You know what? I thought that was a pretty good show. It was a little long but not soul sappingly tedious. I liked the musical numbers. Who knew that Anne Hathaway could sing? What a turnaround it has been for her. She’s a trouper.
The way that they introduced the nominees for Best and Supporting Actors/Actresses was really touching. I couldn’t help but tear up. Some would say that such back-patting is indulgent. But, how would you feel if someone you truly admired and respected, stood on a stage and told you that you did a great job? I’d be a blubbery mess.
I even thought the stage design was genius. It made it seem more intimate and less grand.

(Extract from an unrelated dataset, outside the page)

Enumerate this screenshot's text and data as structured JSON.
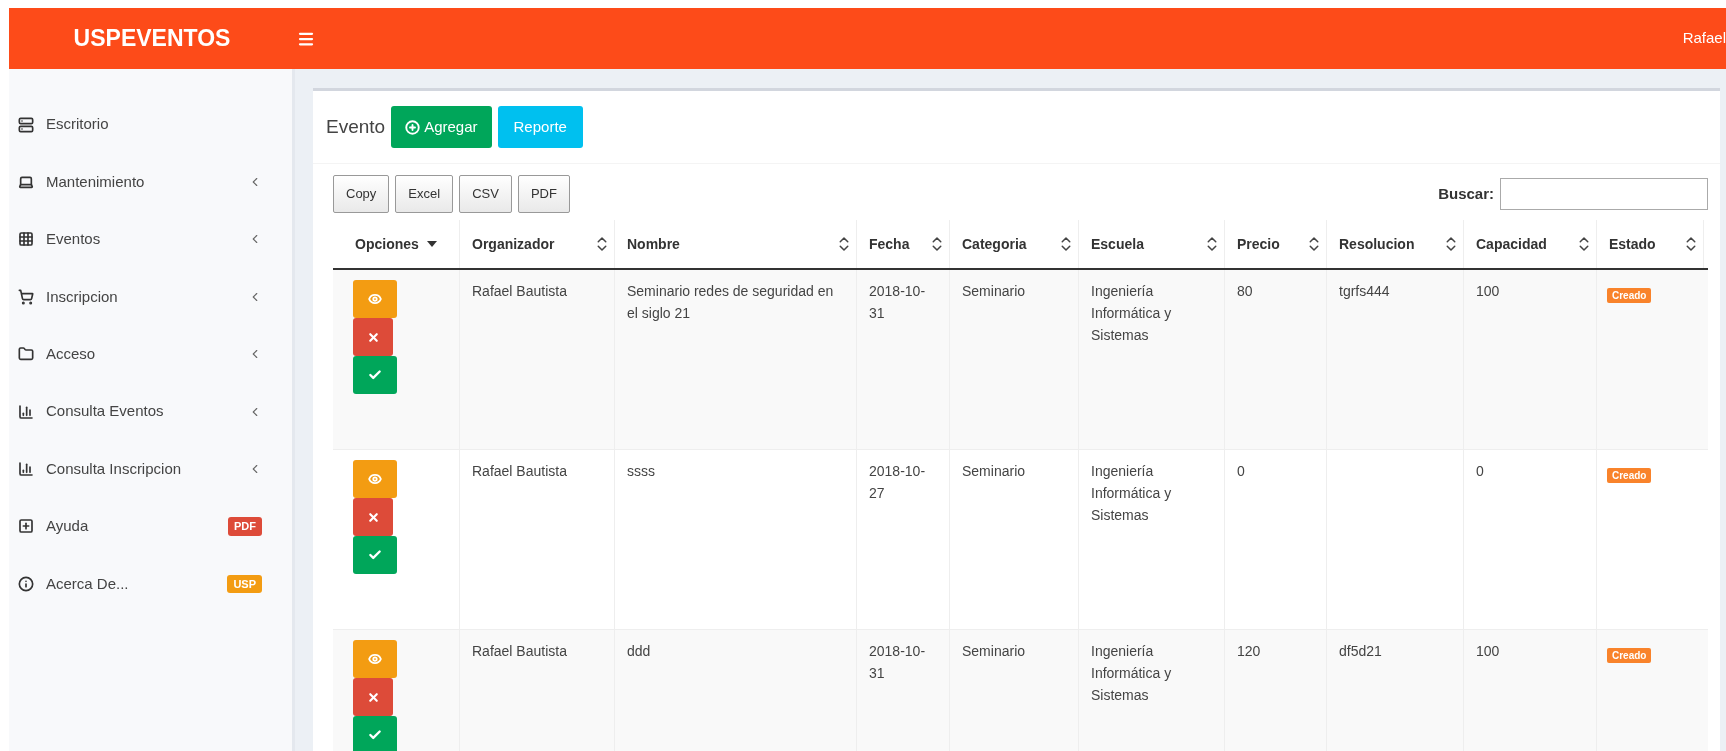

The bit with James Franco and Seth Rogen was hilarious. I hope they team up again. They create comedy magic together.
Some of the acceptance speeches were memorable. I teared up again when Kate Winslet and Penelope Cruz won. What fabulous ladies. I cheered when Sean Penn and Dustin Lance Black called for the acceptance of gay rights. How ridiculous is Prop 8? It’s freaking Hollywood!
All in all, one of the best Oscars ever. I wish there had been a few surprises. I mean, we all knew that Heath Ledger was going to win “Best Supporting Actor” and that “Slumdog Millionaire” was going to clean up. But, I’m not complaining. Oh wait! I’ve more laundry to do! Sigh.